Выбрать главу

Так все печально. Жизнь. Смерть. Могильная плита вместо ступеньки. Яичная скорлупа на женском имени, осколки от бутылки «Жигулевского» — на мужском. «…Я сквозь беду побреду за тобой. Сквозь лед, сквозь железо, сквозь смертный бой: Иль ты мне жизни самой не родней, Анке из Тарау — свет моих дней?»

Поэзия. Проза. Бой судовых часов. Мои глупые, добрые собачонки уже мирно спят на диване, накрытые пледом, который весь в дырах, будто очередью из автоматической пушки прострелен, этот противный пес грызет все, что на зуб ни попадет. Ступенька скрипнула. Черный рыцарь, которым когда-то пугали маленького Вальтера Мюллера, начинает свой ночной обход. Поэзия. Маленькие и большие тайны… Эти черепа, в которых когда-то билась живая, добрая или злая мысль… Проза. Прошлое и настоящее… Судьбы человеческие; люди, которые были и которые есть, о которых мы еще помним, образы которых нет-нет да и всплывают в памяти… «Если уйдешь ты однажды туда…» Куда именно ушла моя кенигсбергская подружка, Лотта, которой так была нужна справка о том, что она действительно работала в музее истории Пруссии в Кенигсбергском замке? Ей так был нужен господин Фосс, который бы сделал такую справку. Фосса мы так и не нашли, но обнаружились чистые бланки, а на других бланках были подписи господина Фосса, и в конце концов она сама написала на бланке, что ей было нужно, а я так красиво и точно расписался за господина Фосса, что сам великий Мегре не обнаружил бы подделки. Как-то сложилась судьба моей кенигсбергской подружки, что с ней, пригодилась ли справка, подписанная мной вместо господина Фосса? А тот декабрьский день, когда я волок ее, потерявшую сознание от голода, в каких кошмарных снах он ей грезится? Так все странно. Какие и как мы выбираем дороги в жизни? Кто начертал мне мой извилистый путь из Ленинграда, с Петроградской стороны, с улицы Гребецкой — вот в этот город, на немецкую «штрассе», к заснеженному особняку, возле которого рухнула Лотта?..

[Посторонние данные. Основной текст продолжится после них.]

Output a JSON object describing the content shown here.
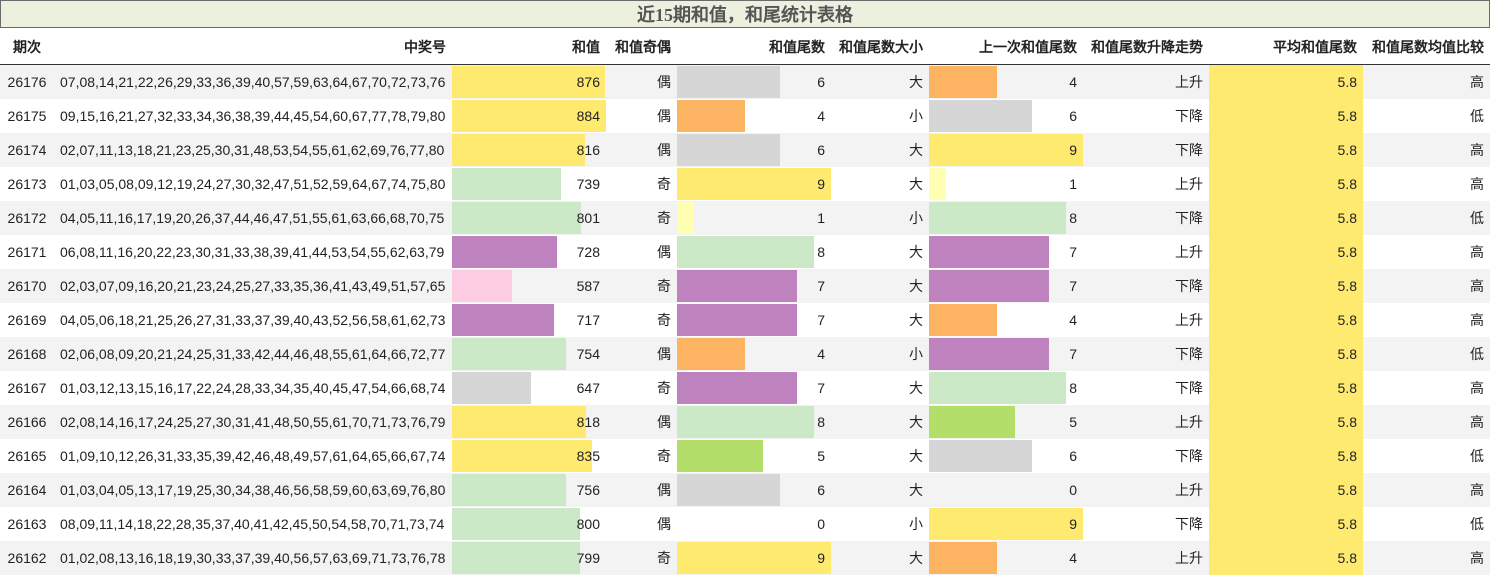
{
  "title": "近15期和值，和尾统计表格",
  "headers": [
    "期次",
    "中奖号",
    "和值",
    "和值奇偶",
    "和值尾数",
    "和值尾数大小",
    "上一次和值尾数",
    "和值尾数升降走势",
    "平均和值尾数",
    "和值尾数均值比较"
  ],
  "colors": {
    "yellow": "#ffea70",
    "green": "#cce9c7",
    "purple": "#be83bf",
    "pink": "#fdcce3",
    "gray": "#d6d6d6",
    "orange": "#fdb462",
    "lightyellow": "#ffffb3",
    "lime": "#b3de69"
  },
  "rows": [
    {
      "issue": "26176",
      "numbers": "07,08,14,21,22,26,29,33,36,39,40,57,59,63,64,67,70,72,73,76",
      "sum": "876",
      "parity": "偶",
      "tail": "6",
      "size": "大",
      "prev_tail": "4",
      "trend": "上升",
      "avg": "5.8",
      "compare": "高",
      "sum_color": "yellow",
      "tail_color": "gray",
      "prev_color": "orange"
    },
    {
      "issue": "26175",
      "numbers": "09,15,16,21,27,32,33,34,36,38,39,44,45,54,60,67,77,78,79,80",
      "sum": "884",
      "parity": "偶",
      "tail": "4",
      "size": "小",
      "prev_tail": "6",
      "trend": "下降",
      "avg": "5.8",
      "compare": "低",
      "sum_color": "yellow",
      "tail_color": "orange",
      "prev_color": "gray"
    },
    {
      "issue": "26174",
      "numbers": "02,07,11,13,18,21,23,25,30,31,48,53,54,55,61,62,69,76,77,80",
      "sum": "816",
      "parity": "偶",
      "tail": "6",
      "size": "大",
      "prev_tail": "9",
      "trend": "下降",
      "avg": "5.8",
      "compare": "高",
      "sum_color": "yellow",
      "tail_color": "gray",
      "prev_color": "yellow"
    },
    {
      "issue": "26173",
      "numbers": "01,03,05,08,09,12,19,24,27,30,32,47,51,52,59,64,67,74,75,80",
      "sum": "739",
      "parity": "奇",
      "tail": "9",
      "size": "大",
      "prev_tail": "1",
      "trend": "上升",
      "avg": "5.8",
      "compare": "高",
      "sum_color": "green",
      "tail_color": "yellow",
      "prev_color": "lightyellow"
    },
    {
      "issue": "26172",
      "numbers": "04,05,11,16,17,19,20,26,37,44,46,47,51,55,61,63,66,68,70,75",
      "sum": "801",
      "parity": "奇",
      "tail": "1",
      "size": "小",
      "prev_tail": "8",
      "trend": "下降",
      "avg": "5.8",
      "compare": "低",
      "sum_color": "green",
      "tail_color": "lightyellow",
      "prev_color": "green"
    },
    {
      "issue": "26171",
      "numbers": "06,08,11,16,20,22,23,30,31,33,38,39,41,44,53,54,55,62,63,79",
      "sum": "728",
      "parity": "偶",
      "tail": "8",
      "size": "大",
      "prev_tail": "7",
      "trend": "上升",
      "avg": "5.8",
      "compare": "高",
      "sum_color": "purple",
      "tail_color": "green",
      "prev_color": "purple"
    },
    {
      "issue": "26170",
      "numbers": "02,03,07,09,16,20,21,23,24,25,27,33,35,36,41,43,49,51,57,65",
      "sum": "587",
      "parity": "奇",
      "tail": "7",
      "size": "大",
      "prev_tail": "7",
      "trend": "下降",
      "avg": "5.8",
      "compare": "高",
      "sum_color": "pink",
      "tail_color": "purple",
      "prev_color": "purple"
    },
    {
      "issue": "26169",
      "numbers": "04,05,06,18,21,25,26,27,31,33,37,39,40,43,52,56,58,61,62,73",
      "sum": "717",
      "parity": "奇",
      "tail": "7",
      "size": "大",
      "prev_tail": "4",
      "trend": "上升",
      "avg": "5.8",
      "compare": "高",
      "sum_color": "purple",
      "tail_color": "purple",
      "prev_color": "orange"
    },
    {
      "issue": "26168",
      "numbers": "02,06,08,09,20,21,24,25,31,33,42,44,46,48,55,61,64,66,72,77",
      "sum": "754",
      "parity": "偶",
      "tail": "4",
      "size": "小",
      "prev_tail": "7",
      "trend": "下降",
      "avg": "5.8",
      "compare": "低",
      "sum_color": "green",
      "tail_color": "orange",
      "prev_color": "purple"
    },
    {
      "issue": "26167",
      "numbers": "01,03,12,13,15,16,17,22,24,28,33,34,35,40,45,47,54,66,68,74",
      "sum": "647",
      "parity": "奇",
      "tail": "7",
      "size": "大",
      "prev_tail": "8",
      "trend": "下降",
      "avg": "5.8",
      "compare": "高",
      "sum_color": "gray",
      "tail_color": "purple",
      "prev_color": "green"
    },
    {
      "issue": "26166",
      "numbers": "02,08,14,16,17,24,25,27,30,31,41,48,50,55,61,70,71,73,76,79",
      "sum": "818",
      "parity": "偶",
      "tail": "8",
      "size": "大",
      "prev_tail": "5",
      "trend": "上升",
      "avg": "5.8",
      "compare": "高",
      "sum_color": "yellow",
      "tail_color": "green",
      "prev_color": "lime"
    },
    {
      "issue": "26165",
      "numbers": "01,09,10,12,26,31,33,35,39,42,46,48,49,57,61,64,65,66,67,74",
      "sum": "835",
      "parity": "奇",
      "tail": "5",
      "size": "大",
      "prev_tail": "6",
      "trend": "下降",
      "avg": "5.8",
      "compare": "低",
      "sum_color": "yellow",
      "tail_color": "lime",
      "prev_color": "gray"
    },
    {
      "issue": "26164",
      "numbers": "01,03,04,05,13,17,19,25,30,34,38,46,56,58,59,60,63,69,76,80",
      "sum": "756",
      "parity": "偶",
      "tail": "6",
      "size": "大",
      "prev_tail": "0",
      "trend": "上升",
      "avg": "5.8",
      "compare": "高",
      "sum_color": "green",
      "tail_color": "gray",
      "prev_color": "none"
    },
    {
      "issue": "26163",
      "numbers": "08,09,11,14,18,22,28,35,37,40,41,42,45,50,54,58,70,71,73,74",
      "sum": "800",
      "parity": "偶",
      "tail": "0",
      "size": "小",
      "prev_tail": "9",
      "trend": "下降",
      "avg": "5.8",
      "compare": "低",
      "sum_color": "green",
      "tail_color": "none",
      "prev_color": "yellow"
    },
    {
      "issue": "26162",
      "numbers": "01,02,08,13,16,18,19,30,33,37,39,40,56,57,63,69,71,73,76,78",
      "sum": "799",
      "parity": "奇",
      "tail": "9",
      "size": "大",
      "prev_tail": "4",
      "trend": "上升",
      "avg": "5.8",
      "compare": "高",
      "sum_color": "green",
      "tail_color": "yellow",
      "prev_color": "orange"
    }
  ]
}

Звонок телефонный. Кто бы это еще?

— Елена Евгеньевна говорит, — слышу я. — Простите, что так поздно, но если сегодня не позвоню, завтра закручусь, забуду. Так вот: «Янтарную ящерицу» мог видеть и профессор Брюсов, а может, он ее и в руках держал. Да-да, и букашек, жучков, паучков, тех самых, в янтаре, с Ланге Райне, 4… Откуда я это знаю? Я вам потом все объясню, если в моих руках окажется один очень-очень важный документ, акт, в котором говорится о… Вот пока и все, что я хотела сказать, спокойной ночи.

Спокойной ночи — но как это понять: Брюсов мог держать в руках янтарь с ящерицей? Значит, что-то было найдено. Но почему об этом ничего не известно? Кстати, а что о музее янтаря сказано самим Герхардом Штраусом? Когда я был в городе Пушкине, первый смотритель Янтарной комнаты Анатолий Михайлович Кучумов передал в дар нашему фонду культуры «Специальное сообщение» доктора Герхарда Штрауса об исторических зданиях и местах Кенигсберга и области, кирхах, соборах, замках, весьма обширное, двадцать страниц текста, с великолепными рисунками-схемами, составленное доктором, как он пишет, «по воспоминаниям», 15 декабря 1949 года. Так что тут? «Геологический и Янтарный музеи (смотрите схему). Здесь жил поэт Айхендорф»… Все по памяти, но как все точно, текст, схемы! Двадцать одна точная схема, кроме одной, той, где цифрой «8» помечен «Геологический институт (?) и Янтарный музей»…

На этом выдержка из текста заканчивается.